C’est non sans une certaine émotion que j’ai à nouveau franchi la porte de mon bureau de vote pour participer à ce référendum qui s’annonce déjà comme historique. Tout comme moi, j’espère que vous aurez la conscience civique de prendre quelques minutes pour aller effectuer ce geste primordial qui vous évitera de vous réveiller demain avec la gueule de bois si le résultat ne vous convient pas.
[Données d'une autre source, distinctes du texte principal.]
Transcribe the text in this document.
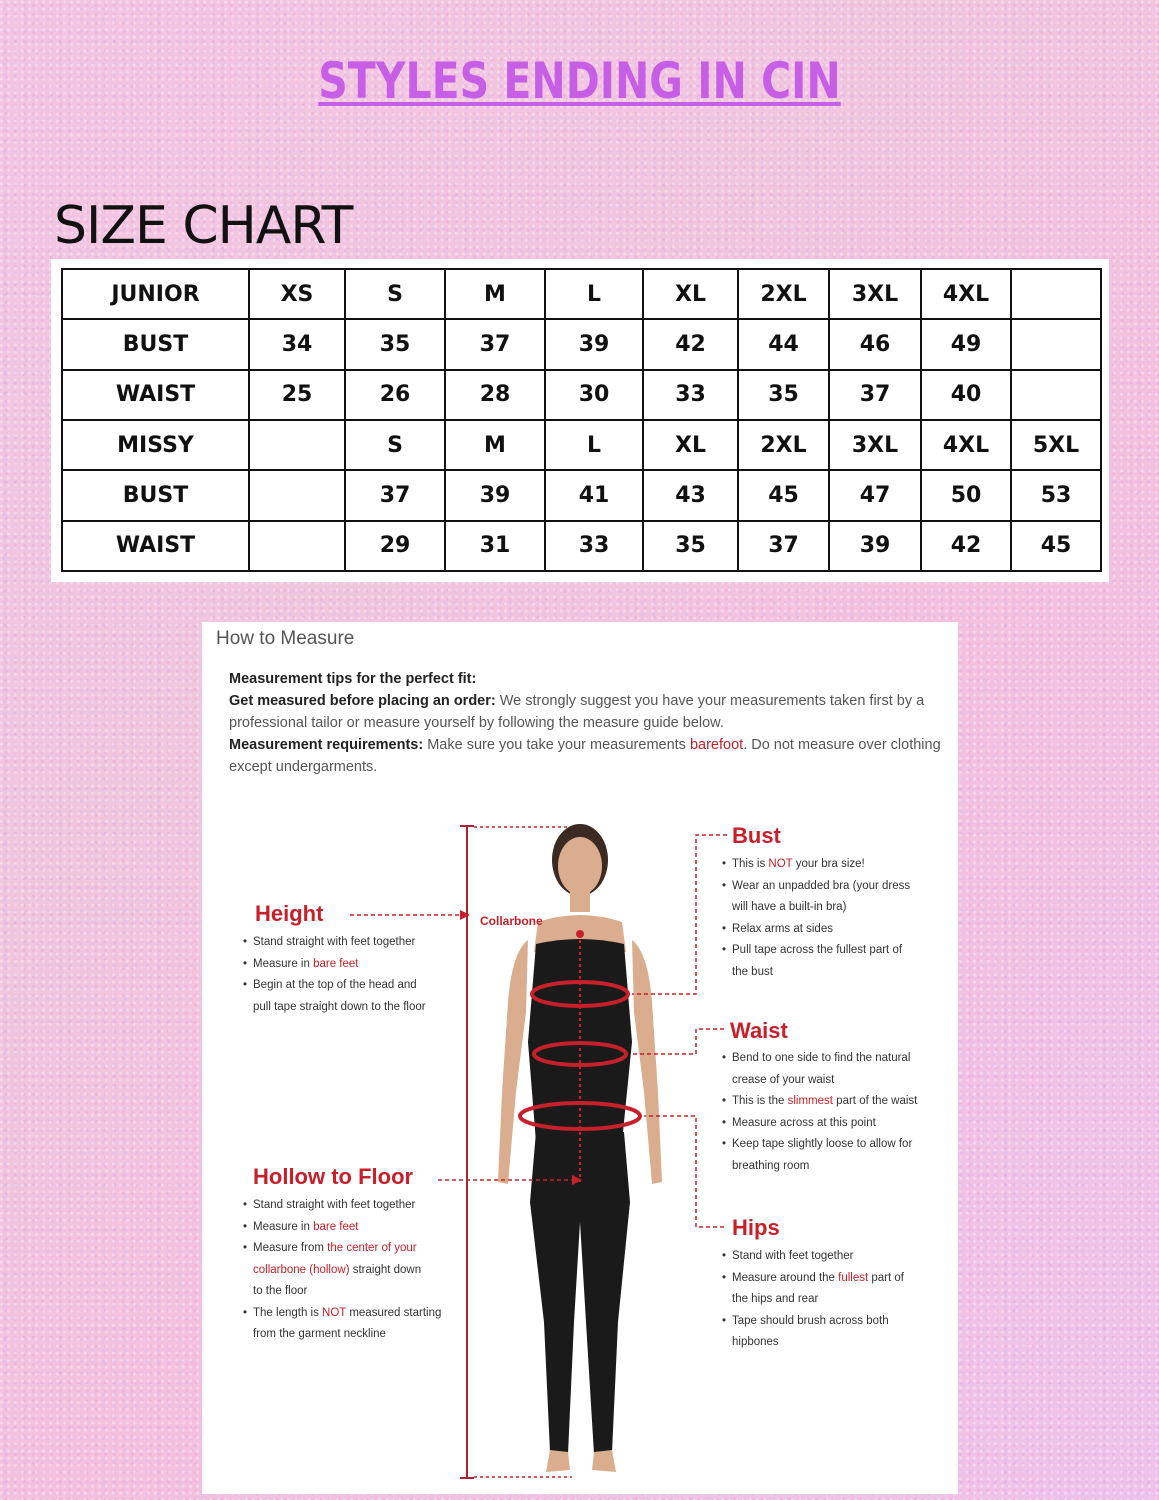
STYLES ENDING IN CIN
SIZE CHART
JUNIOR	XS	S	M	L	XL	2XL	3XL	4XL	
BUST	34	35	37	39	42	44	46	49	
WAIST	25	26	28	30	33	35	37	40	
MISSY		S	M	L	XL	2XL	3XL	4XL	5XL
BUST		37	39	41	43	45	47	50	53
WAIST		29	31	33	35	37	39	42	45
How to Measure
Measurement tips for the perfect fit:
Get measured before placing an order: We strongly suggest you have your measurements taken first by a professional tailor or measure yourself by following the measure guide below.
Measurement requirements: Make sure you take your measurements barefoot. Do not measure over clothing except undergarments.
Collarbone
Height
• Stand straight with feet together
• Measure in bare feet
• Begin at the top of the head and
pull tape straight down to the floor
Hollow to Floor
• Stand straight with feet together
• Measure in bare feet
• Measure from the center of your
collarbone (hollow) straight down
to the floor
• The length is NOT measured starting
from the garment neckline
Bust
• This is NOT your bra size!
• Wear an unpadded bra (your dress
will have a built-in bra)
• Relax arms at sides
• Pull tape across the fullest part of
the bust
Waist
• Bend to one side to find the natural
crease of your waist
• This is the slimmest part of the waist
• Measure across at this point
• Keep tape slightly loose to allow for
breathing room
Hips
• Stand with feet together
• Measure around the fullest part of
the hips and rear
• Tape should brush across both
hipbones
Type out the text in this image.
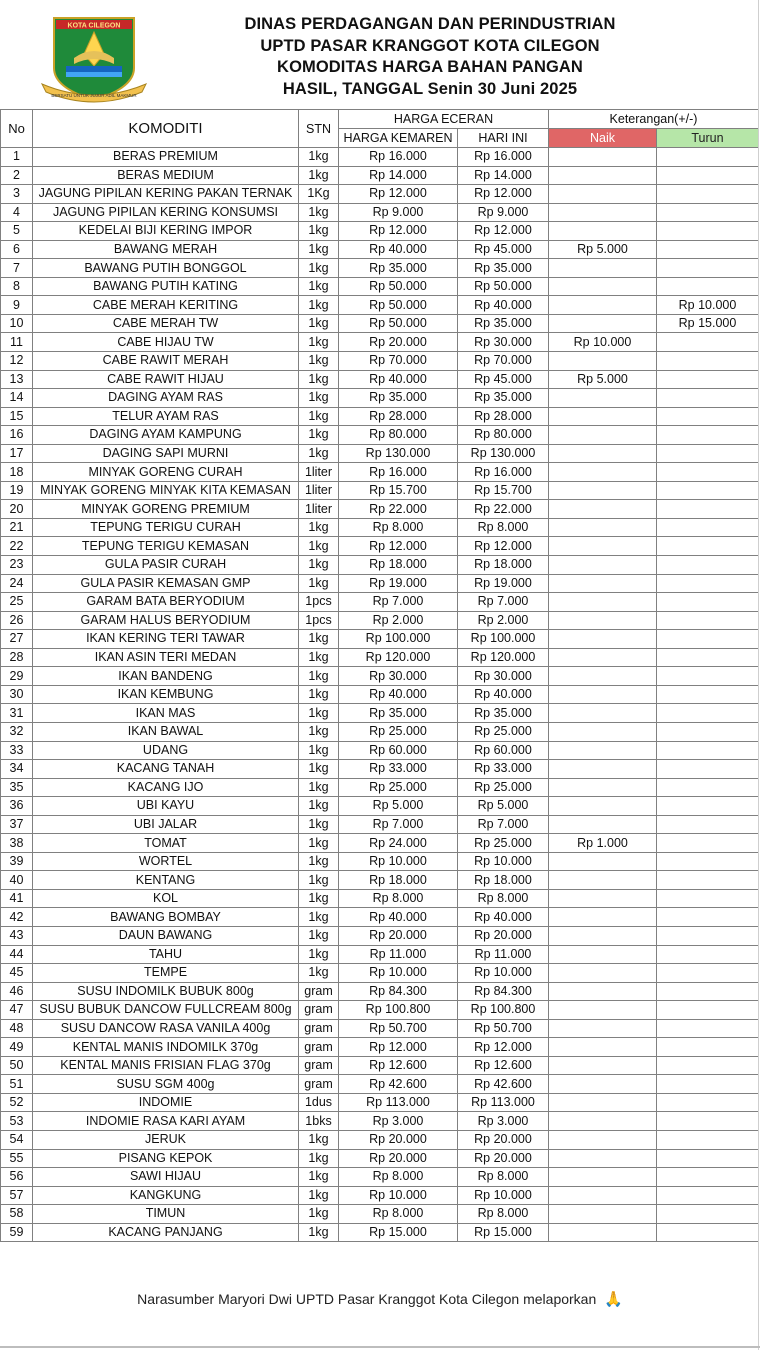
KOTA CILEGON
BERSATU UNTUK JUJUR ADIL MAKMUR
DINAS PERDAGANGAN DAN PERINDUSTRIAN
UPTD PASAR KRANGGOT KOTA CILEGON
KOMODITAS HARGA BAHAN PANGAN
HASIL, TANGGAL Senin 30 Juni 2025
No	KOMODITI	STN	HARGA ECERAN		Keterangan(+/-)	
			HARGA KEMAREN	HARI INI	Naik	Turun
1	BERAS PREMIUM	1kg	Rp 16.000	Rp 16.000		
2	BERAS MEDIUM	1kg	Rp 14.000	Rp 14.000		
3	JAGUNG PIPILAN KERING PAKAN TERNAK	1Kg	Rp 12.000	Rp 12.000		
4	JAGUNG PIPILAN KERING KONSUMSI	1kg	Rp 9.000	Rp 9.000		
5	KEDELAI BIJI KERING IMPOR	1kg	Rp 12.000	Rp 12.000		
6	BAWANG MERAH	1kg	Rp 40.000	Rp 45.000	Rp 5.000	
7	BAWANG PUTIH BONGGOL	1kg	Rp 35.000	Rp 35.000		
8	BAWANG PUTIH KATING	1kg	Rp 50.000	Rp 50.000		
9	CABE MERAH KERITING	1kg	Rp 50.000	Rp 40.000		Rp 10.000
10	CABE MERAH TW	1kg	Rp 50.000	Rp 35.000		Rp 15.000
11	CABE HIJAU TW	1kg	Rp 20.000	Rp 30.000	Rp 10.000	
12	CABE RAWIT MERAH	1kg	Rp 70.000	Rp 70.000		
13	CABE RAWIT HIJAU	1kg	Rp 40.000	Rp 45.000	Rp 5.000	
14	DAGING AYAM RAS	1kg	Rp 35.000	Rp 35.000		
15	TELUR AYAM RAS	1kg	Rp 28.000	Rp 28.000		
16	DAGING AYAM KAMPUNG	1kg	Rp 80.000	Rp 80.000		
17	DAGING SAPI MURNI	1kg	Rp 130.000	Rp 130.000		
18	MINYAK GORENG CURAH	1liter	Rp 16.000	Rp 16.000		
19	MINYAK GORENG MINYAK KITA KEMASAN	1liter	Rp 15.700	Rp 15.700		
20	MINYAK GORENG PREMIUM	1liter	Rp 22.000	Rp 22.000		
21	TEPUNG TERIGU CURAH	1kg	Rp 8.000	Rp 8.000		
22	TEPUNG TERIGU KEMASAN	1kg	Rp 12.000	Rp 12.000		
23	GULA PASIR CURAH	1kg	Rp 18.000	Rp 18.000		
24	GULA PASIR KEMASAN GMP	1kg	Rp 19.000	Rp 19.000		
25	GARAM BATA BERYODIUM	1pcs	Rp 7.000	Rp 7.000		
26	GARAM HALUS BERYODIUM	1pcs	Rp 2.000	Rp 2.000		
27	IKAN KERING TERI TAWAR	1kg	Rp 100.000	Rp 100.000		
28	IKAN ASIN TERI MEDAN	1kg	Rp 120.000	Rp 120.000		
29	IKAN BANDENG	1kg	Rp 30.000	Rp 30.000		
30	IKAN KEMBUNG	1kg	Rp 40.000	Rp 40.000		
31	IKAN MAS	1kg	Rp 35.000	Rp 35.000		
32	IKAN BAWAL	1kg	Rp 25.000	Rp 25.000		
33	UDANG	1kg	Rp 60.000	Rp 60.000		
34	KACANG TANAH	1kg	Rp 33.000	Rp 33.000		
35	KACANG IJO	1kg	Rp 25.000	Rp 25.000		
36	UBI KAYU	1kg	Rp 5.000	Rp 5.000		
37	UBI JALAR	1kg	Rp 7.000	Rp 7.000		
38	TOMAT	1kg	Rp 24.000	Rp 25.000	Rp 1.000	
39	WORTEL	1kg	Rp 10.000	Rp 10.000		
40	KENTANG	1kg	Rp 18.000	Rp 18.000		
41	KOL	1kg	Rp 8.000	Rp 8.000		
42	BAWANG BOMBAY	1kg	Rp 40.000	Rp 40.000		
43	DAUN BAWANG	1kg	Rp 20.000	Rp 20.000		
44	TAHU	1kg	Rp 11.000	Rp 11.000		
45	TEMPE	1kg	Rp 10.000	Rp 10.000		
46	SUSU INDOMILK BUBUK 800g	gram	Rp 84.300	Rp 84.300		
47	SUSU BUBUK DANCOW FULLCREAM 800g	gram	Rp 100.800	Rp 100.800		
48	SUSU DANCOW RASA VANILA 400g	gram	Rp 50.700	Rp 50.700		
49	KENTAL MANIS INDOMILK 370g	gram	Rp 12.000	Rp 12.000		
50	KENTAL MANIS FRISIAN FLAG 370g	gram	Rp 12.600	Rp 12.600		
51	SUSU SGM 400g	gram	Rp 42.600	Rp 42.600		
52	INDOMIE	1dus	Rp 113.000	Rp 113.000		
53	INDOMIE RASA KARI AYAM	1bks	Rp 3.000	Rp 3.000		
54	JERUK	1kg	Rp 20.000	Rp 20.000		
55	PISANG KEPOK	1kg	Rp 20.000	Rp 20.000		
56	SAWI HIJAU	1kg	Rp 8.000	Rp 8.000		
57	KANGKUNG	1kg	Rp 10.000	Rp 10.000		
58	TIMUN	1kg	Rp 8.000	Rp 8.000		
59	KACANG PANJANG	1kg	Rp 15.000	Rp 15.000		
Narasumber Maryori Dwi UPTD Pasar Kranggot Kota Cilegon melaporkan 🙏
Pour information, la participation à 12h s’établit à 25,08% soit cinq points de plus que pour le traité de Maastricht à la même heure. Les bureaux de vote sont ouverts jusqu’à 22h à Paris et à Lyon alors profitez en!!!


Référendum pour la constitution Européenne : Oui ou… oui?

La grande question qui se pose en ce moment aux français est relativement simple. J’ai beaucoup de mal à comprendre toutes ces craintes, toutes ces réticences autour de la construction Européenne. En effet, il y a tellement d’avantages et de raisons de voter « oui » que le « non » qui me semble plus être un « non » de principe ne tient pas longtemps. Voici les arguments qui me semblent plaider incontestablement en faveur du « oui » : La construction Européenne est la garantie présente mais aussi future de la stabilité de notre continent. En effet, avec une Europe forte et soudée, il est assez peu probable que la France soit confrontée à une guerre sur son propre territoire dans les années à venir. Croire que l’intégration de nouveaux pays va nous tirer vers le bas socialement à l’intérieur de la France est une illusion totale.